We hope you’ll work to keep the focus upon sound science, and sound analysis of the risks of breaching dams, not mere compiling of source materials and opinions. While those have their place, the potential impacts of the stark draconian action contemplated here are staggering and merit closer study and more time to ensure it is done well. Were it not only what appears to be very wasteful in transportation – 860,000 tons of carbon and 5 million gallons more of diesel to consume each year – it would be troubling. But breaching fails to address surface sea temperatures— “even if survival in the rivers was 100%, [salmon] are not going to recover if we don’t do something about the ocean,” as NOAA Fisheries puts it. Breaching would harm people, jobs and communities and hamper our ability to provide foodstuffs to feed a hungry nation and those in needy countries around the world. Your achievement in Congress is just one step, but an important one at that, for all to work together and learn more. As Senator Cantwell stated: “One thing is clear. We need a lot more science. Why are salmon dying at sea? We don’t have any science on that, so how are we supposed to make these decisions?”
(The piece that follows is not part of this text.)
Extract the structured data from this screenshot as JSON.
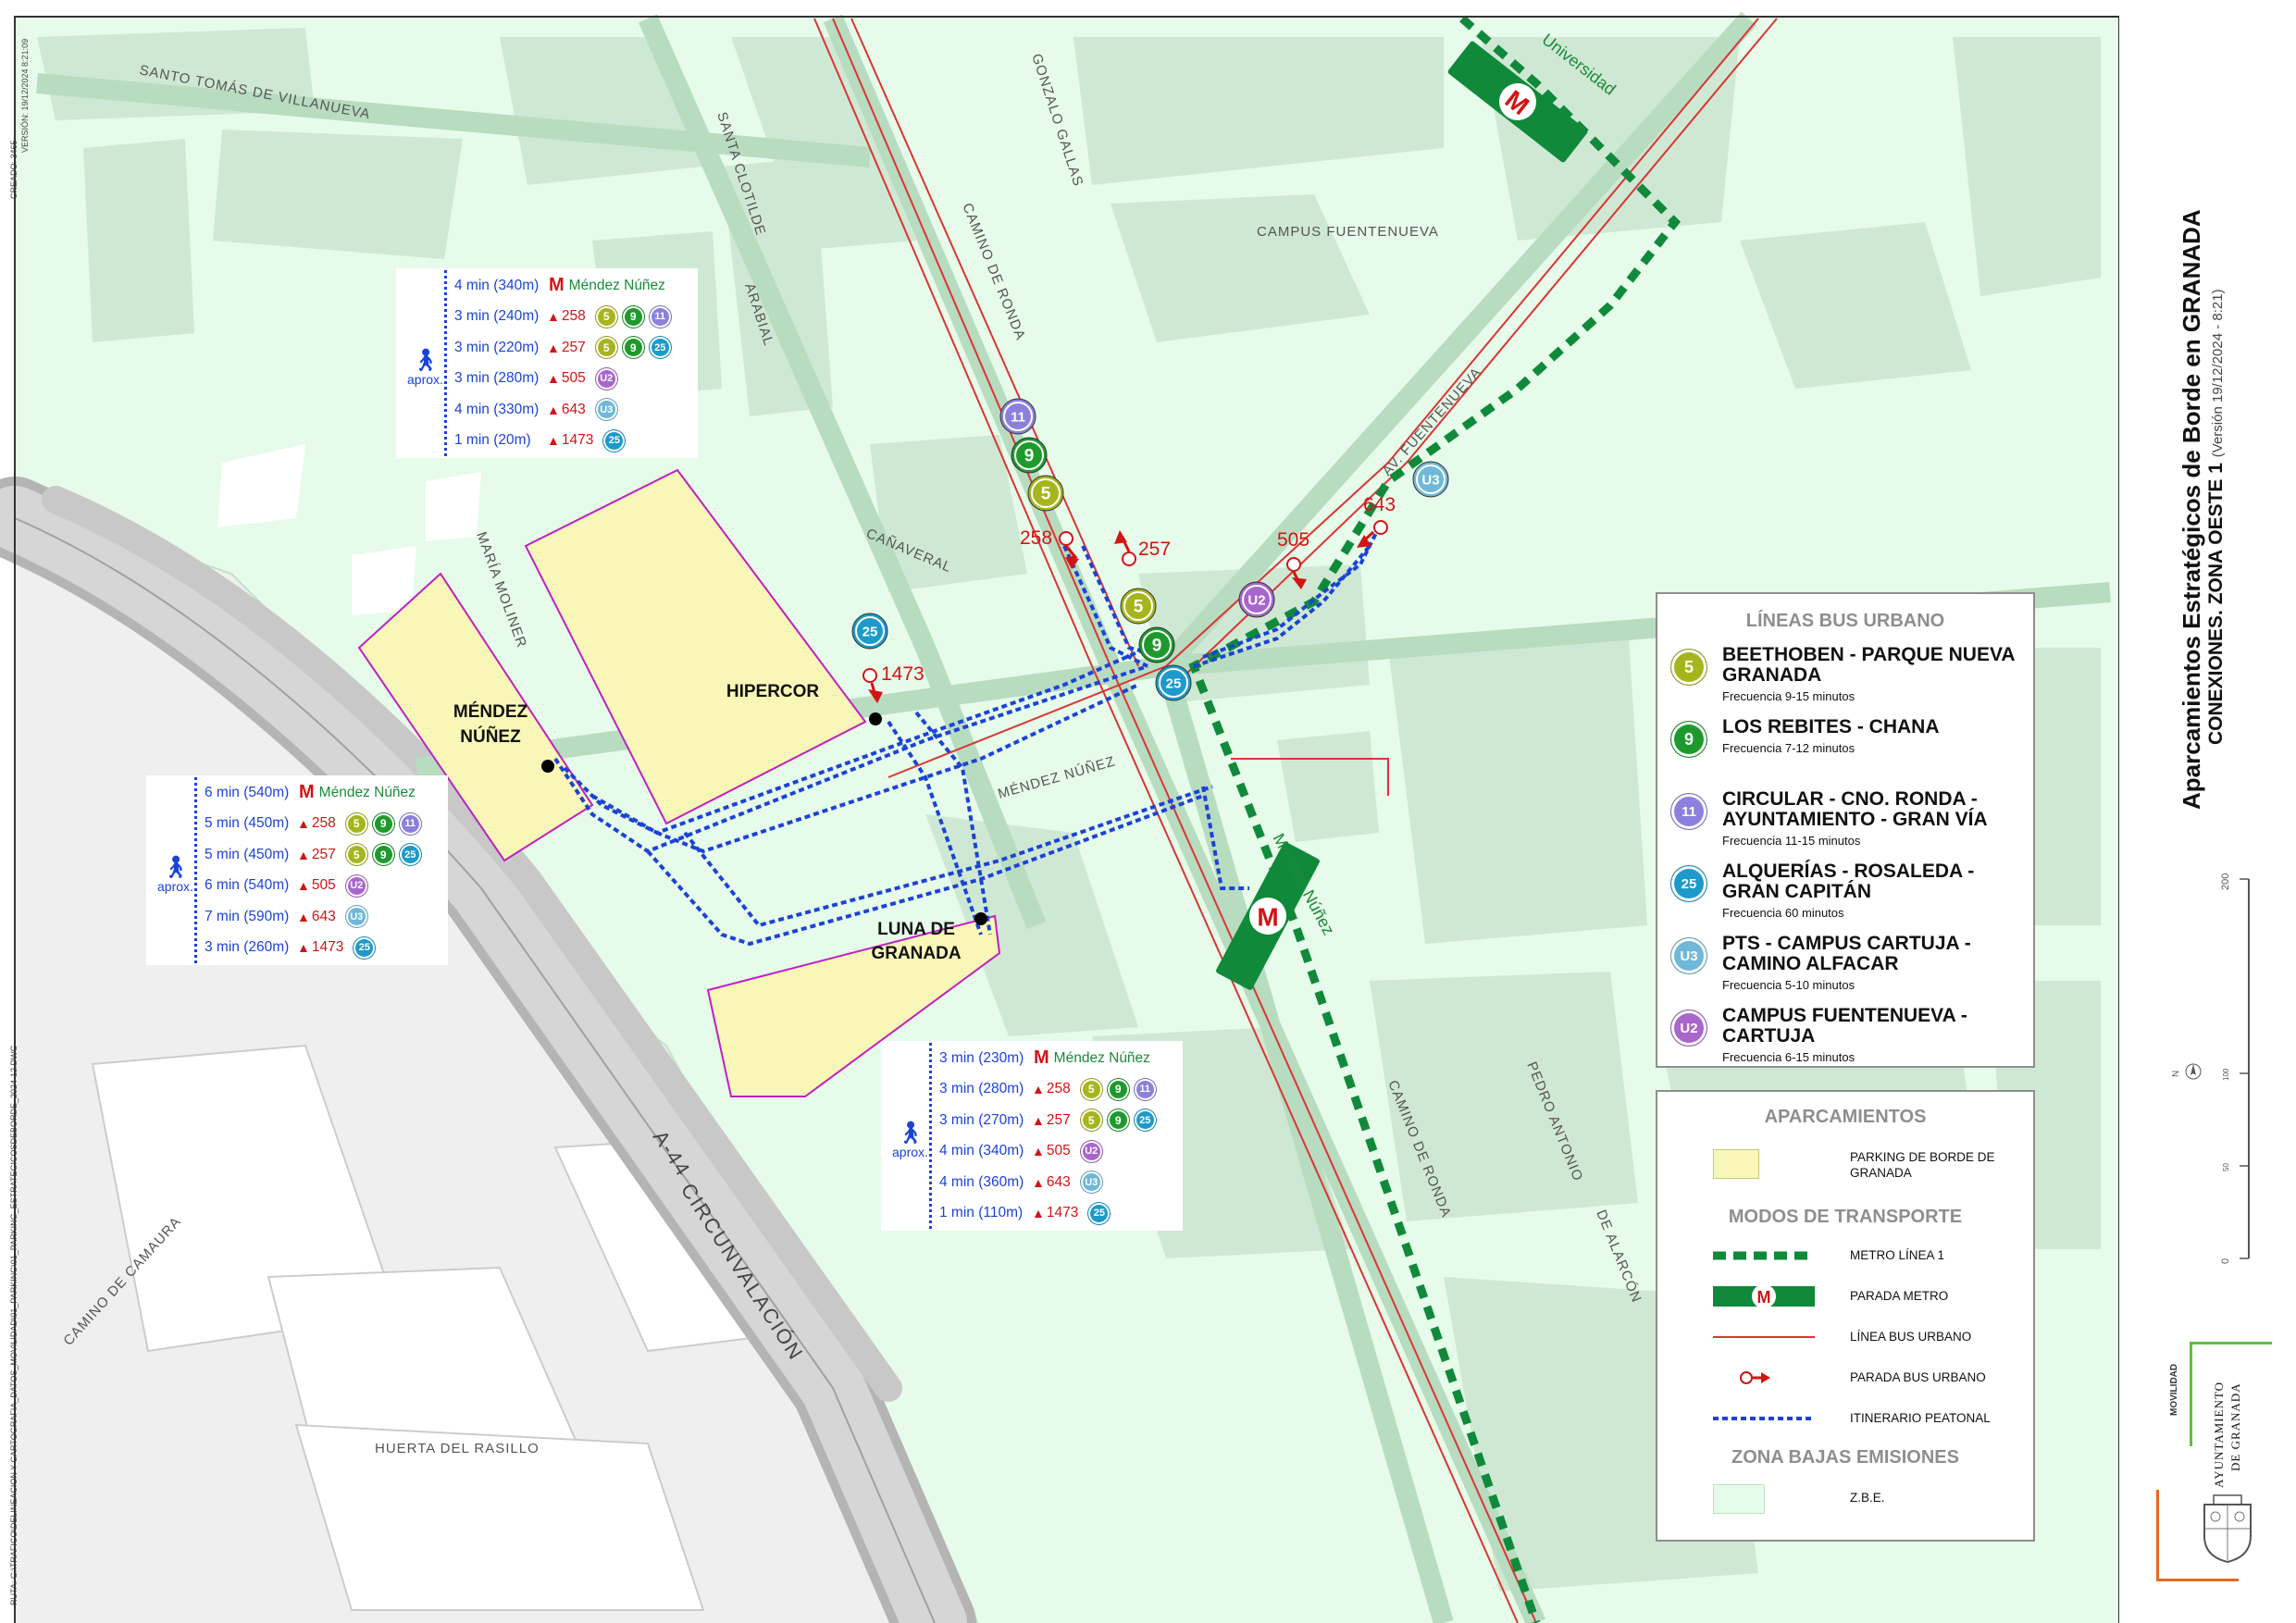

We agree with fisheries ecologist Lisa Crozier that “the goal is for people to come together and look for holistic solutions…We have to get serious,” as she aptly puts it. It is past time to move beyond a potentially devastating and divisive action. If we put our hearts into it as Washingtonians, we can make real progress through science, hard work, and a shared goal to help our iconic Northwest fish while keeping our economy strong, too. Working together we can build upon a shared commitment and collaborative spirit, as Paul Lumley of the Inter-Tribal Fish Commission hoped for several years ago. As I noted at the outset, we can have healthy rivers and a healthy economy. We should accept nothing less.